Le combat sous les murailles de la ville peut avoir bien des raisons valables, dont certaines ont déjà été données plus haut. J'ajouterais qu'il est envisageable avant le début du siège (l'investissement) proprement dit. Le défenseur n'est pas forcément sûr de la force de l'assaillant. De plus, une partie de son armée, la cavalerie notamment, peut être réticente à un siège où elle sera reléguée à un rôle subalterne : le siège est la bataille du piéton par excellence. De plus, des soldats peuvent refuser de se laisser enfermer dans une ville et de voir leurs propriétés laissées sans défense à la merci des envahisseurs. Le défenseur peut donc choisir de mener une bataille rangée, tout en se gardant la possibilité de rentrer dans la ville si les choses tournent mal. Je crois que Machiavel envisage cette option dans
l'Art de la Guerre, et la déconseille fortement.
Une fois la ville investie, le défenseur peut ensuite tenter des sorties.
Blueshadow a écrit :
En fait une sortie peut être fort utile :
a) au minimum celà va forcer l'ennemi à distraire une partie importante de ses forces d'encerclement à des opérations de défensive .
b) avec de la chance on peut très bien rentrer dans un ennemi bien organisé dans sa position "siège" ,et l'anéantir ou en tous les cas détruire lourdement son potentiel d'attaque (machines de siège,ravitaillement) .
c) avec énormément de chance,on peut l'anéantir ou encore assiéger l'assiégeant .
d) enfin on peut très bien réouvrir une voie de communication permettant au moins sur un point de rompre l'encerclement "total" .
À toutes ces bonnes raisons, j'en rajoute une : gêner et ralentir les travaux d'approches entrepris par l'attaquant : l'empêcher de creuser des tranchées lui permettant d'installer des armes de sièges près des murailles, détruire les terrassements entrepris.

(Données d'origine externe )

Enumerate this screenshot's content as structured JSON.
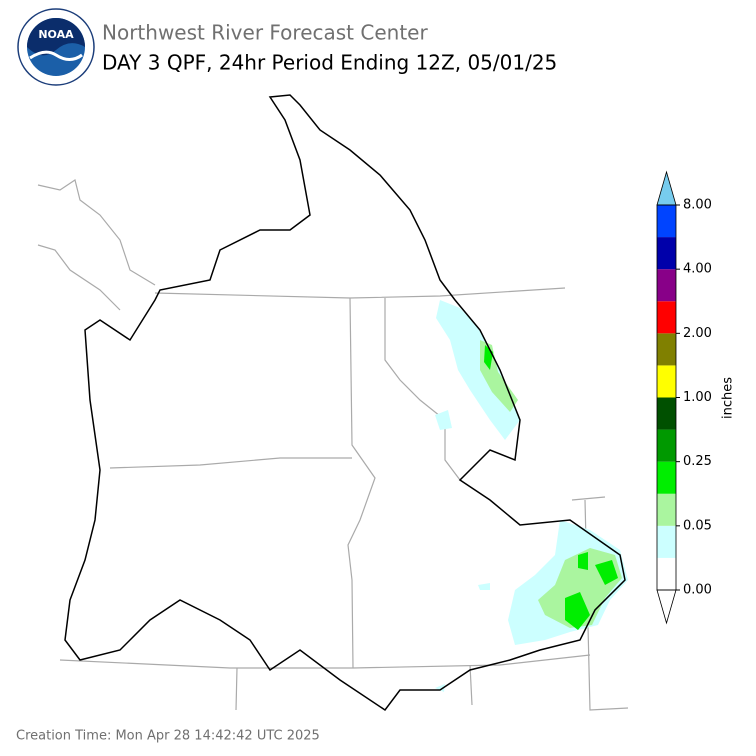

Le but du défenseur est de gagner du temps : soit il attend une armée de secours, soit il compte sur l'épuisement des vivres de l'assaillant, avant les siennes, ou de sa volonté (indiscipline de ses troupes, épidémies...).
maeuk a écrit :
Est ce que cela veut vraiment le coup de faire le siège d'une ville, le butin est à la hauteur des efforts? Ou on est plus dans le cadre d'une guerre de religion pur et le butin n'est qu'un bonus?

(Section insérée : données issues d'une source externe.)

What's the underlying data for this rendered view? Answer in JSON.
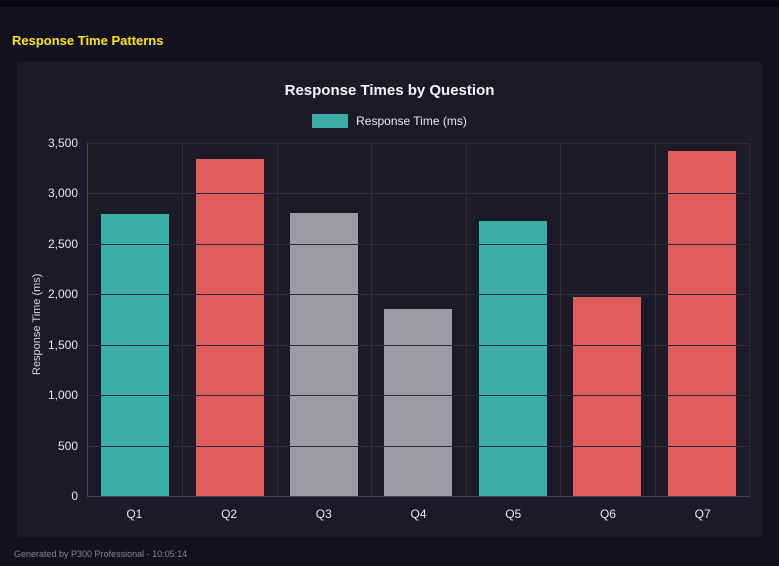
{
  "window": {
    "heading": "Response Time Patterns",
    "heading_color": "#ffe500",
    "footer": "Generated by P300 Professional - 10:05:14"
  },
  "chart_data": {
    "type": "bar",
    "title": "Response Times by Question",
    "xlabel": "",
    "ylabel": "Response Time (ms)",
    "categories": [
      "Q1",
      "Q2",
      "Q3",
      "Q4",
      "Q5",
      "Q6",
      "Q7"
    ],
    "values": [
      2800,
      3340,
      2810,
      1850,
      2730,
      1970,
      3420
    ],
    "bar_colors": [
      "#3bafa5",
      "#e05d5d",
      "#9b9ba0",
      "#9b9ba0",
      "#3bafa5",
      "#e05d5d",
      "#e05d5d"
    ],
    "ylim": [
      0,
      3500
    ],
    "ytick_values": [
      0,
      500,
      1000,
      1500,
      2000,
      2500,
      3000,
      3500
    ],
    "ytick_labels": [
      "0",
      "500",
      "1,000",
      "1,500",
      "2,000",
      "2,500",
      "3,000",
      "3,500"
    ],
    "grid": true,
    "legend_position": "top",
    "legend": {
      "label": "Response Time (ms)",
      "swatch_color": "#3bafa5"
    },
    "colors": {
      "teal": "#3bafa5",
      "red": "#e05d5d",
      "gray": "#9b9ba0",
      "panel_background": "#1b1b27",
      "page_background": "#12121c"
    }
  }
}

À mon avis, la religion n'est jamais une motivation en soi pour une guerre. Tout au plus sert-elle à légitimer une stratégie. En général, le butin ne suffit pas à lui seul à justifier les dépenses d'un siège ; il sert surtout à motiver les troupes. C'est la ville en elle-même qui est importante : les impôts et le commerce qu'elle génère rapporteront toujours assez en quelques années. Elle permet certainement également de dominer la région alentour, et peut servir de base de départ pour d'autres offensives.
Un siège n'est jamais une partie de plaisir. L'assaillant doit être suffisamment discipliné pour accepter de rester à la même place sans bouger, ce qui lui cause également des problèmes logistiques et sanitaires. Pour éviter les sièges, les Mongols avaient une technique radicale : la première ville prise était rasée jusqu'au sol, ce qui faisait réfléchir les suivantes.
En revanche, un chef capables, avec des troupes disciplinées, industrieuses et bien ravitaillées, sait qu'à terme, la ville finit toujours par succomber. C'est pourquoi l'équation se pose de la manière suivante : peut-elle tenir jusqu'à l'arrivée de l'armée de secours ? C'est ce qu'à tenter de montrer Vercingétorix à Alésia.